小倉ヒラク(おぐら・ひらく)/発酵デザイナー

■1983年、東京生まれ。
■免疫不全の虚弱体質で生まれ、中学生まで毎年夏、母方の佐賀・玄界灘の実家に預けられ、自然に親しむ(このころの体験が、のちに生態系に関わる仕事へのきっかけ)。
■早稲田大学文学部に進学。当時、バックパッカー旅にはまり、ユーゴスラヴィア人の絵描きと出会い、パリで絵描きに明け暮れる生活を送る。
■卒業後、ゲストハウスを運営。
■その後、スキンケア会社に就職。デザイナーとしての仕事がスタート。
■2010年に独立するも、意に反してデザイン業とはまったく違う領域の仕事に従事。地方の一次産業や生態系に関わる研究調査に携わる。この時期に微生物や自然エネルギー、森や水などの自然のエコシステムを学ぶ。
■2011年に東日本大震災を経験し、世の中の価値観が大きく変わる。仲間とともに会社を起業し、林業再生や地場産業のリデザインに関わる仕事を多数プロデュース。アートディレクションと事業経営の腕を磨く。

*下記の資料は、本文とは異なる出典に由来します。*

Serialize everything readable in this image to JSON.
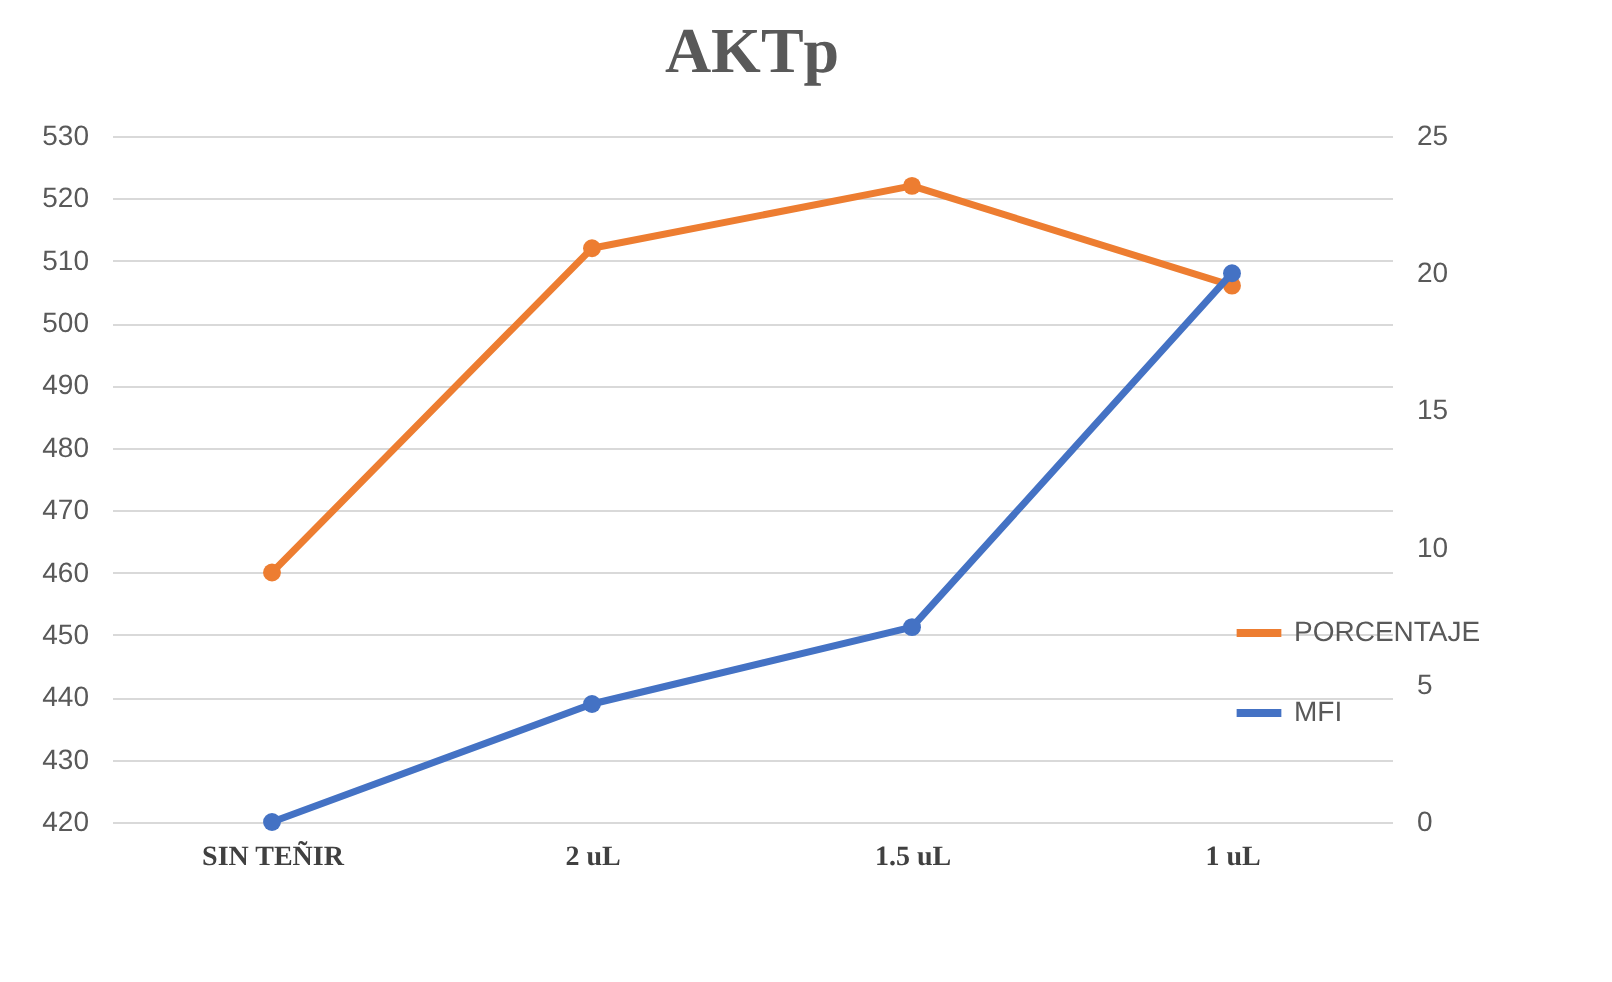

■その後、2014年に再び独立。自分が本当に夢中になれて、生態系や人間の暮らしにとって本質的な領域である微生物の道を極めるため、東京農業大学の研究生として、醸造学科の穂坂教授に弟子入り。ここから「発酵デザイナー」のキャリアをスタートさせる。
■それと前後して、東京から山梨県甲州市の山の中に拠点を移す。日本中を旅しながらフィールドワークやイベント出演。山梨ではひたすら微生物の研究に励むワークスタイルを確立。
■2017年、活動の集大成である書籍『発酵文化人類学』を出版。
■以降、微生物の世界を日々探求。「発酵」を「デザイン」する仕事などを幅広く展開。